EineReiseDurchDieZeit · 10/07/2020 18:39

Chessie EnvyGrin

bettsbattenburg · 10/07/2020 18:44

@EineReiseDurchDieZeit

You just start to be permanently frazzled betty don't you?

Has anyone ever read Master And The Margarita ?

Is it as I suspect, whispers, ?

It's on my TBR but I don't have the energy for dense but it keeps looking at me from the shelf.

Yes, I wouldn't mind if it was the occasional night but it's just about every night.

On the plus side, I started and finished Guilty not guilty by Felix Francis and very good it was too. The twist in the tale was good.

EliotBliss · 10/07/2020 19:28

Piggy the Roy sounds excellent have added it to my list.

Eine I remember racing through The Master and Margarita when I read it, but whether you like it partly depends on whether you can cope with the whole magic realist/fairy tale aspect. I keep meaning to reread it.

InMyOwnParticularIdiom · 10/07/2020 19:38

I've read The Master and Margarita, don't remember it being hard work, and those were the days when I mostly used to read on the bus/tube. It's one of those books that I remember really enjoying, but can't actually recall many specifics. The best joke was about Pontius Pilate and trousers, but beats me what it actually was...

I bought it recently on a 99p daily deal and mean to revisit it soon.

Tanaqui · 10/07/2020 20:10

I listen to the New Yorker fiction podcasts when I can't sleep; there is one I must have heard 30 times but still don't know what happens in the middle, so it definitely works as a sleep aid!
39) Full Dark House by Christopher Fowler. The first Bryant and May story, I thought this would be right up my street- 1940s theatre murder, v Ngaio Marsh; 2 elderly detectives looking back from modern times, v New Tricks - but it didn't ever quite hit the spot. Maybe me, maybe Covid- but annoying!
40) Blue Moon by Lee Child. This was much better! Reacher doing his usual thing. I did feel he was a bit too trusting a bit too quick of his band of helpers; and what happened to the second of the two computer nerds at the end is a mystery to me, but I picked it up and couldn't put it down which is exactly what I wanted. Curious to see how the series goes when his brother takes over.

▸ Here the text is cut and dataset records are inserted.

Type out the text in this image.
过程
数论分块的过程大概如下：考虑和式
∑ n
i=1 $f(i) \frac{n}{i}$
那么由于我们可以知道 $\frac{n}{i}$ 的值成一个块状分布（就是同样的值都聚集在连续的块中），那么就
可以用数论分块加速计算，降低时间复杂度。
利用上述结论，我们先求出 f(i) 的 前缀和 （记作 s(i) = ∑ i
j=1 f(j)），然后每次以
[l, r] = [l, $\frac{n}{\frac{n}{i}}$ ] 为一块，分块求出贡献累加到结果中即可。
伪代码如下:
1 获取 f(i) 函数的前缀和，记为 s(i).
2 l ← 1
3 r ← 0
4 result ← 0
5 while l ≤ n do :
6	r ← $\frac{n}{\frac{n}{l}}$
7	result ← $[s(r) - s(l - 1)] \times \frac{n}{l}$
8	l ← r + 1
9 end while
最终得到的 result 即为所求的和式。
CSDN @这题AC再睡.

RemusLupinsBiggestGroupie · 10/07/2020 20:25

Not me, Eine - I haven't read Another Day.

I DNF The Master and Margarita - just found it silly and irritating, but admit that I didn't give it much of a chance.

BookWitch · 10/07/2020 20:34

@BestIsWest I'm also listening to 1927 on Audible. Not Bryson's best - have not laughed out loud yet at nearly 40% in, and yes to the endless baseball zzzz

EineReiseDurchDieZeit · 10/07/2020 20:43

Hmmm🤔 who was it?

It's a really good book though highly recommend.

MuseumOfHam · 10/07/2020 21:16

Yes somebody else definitely did a good review of Another Day... as I remember buying it on the strength of that, plus coincidentally seeing Gary Younge coming across really well on some TV programme about some other subject, and rather insightfully for me, putting two and two together and thinking, that's that bloke that wrote that American shootings book.

KeithLeMonde · 10/07/2020 21:46

I'm a big fan of Gary Younge and have recommended the book but I heard of it from someone on here so I'm not the original.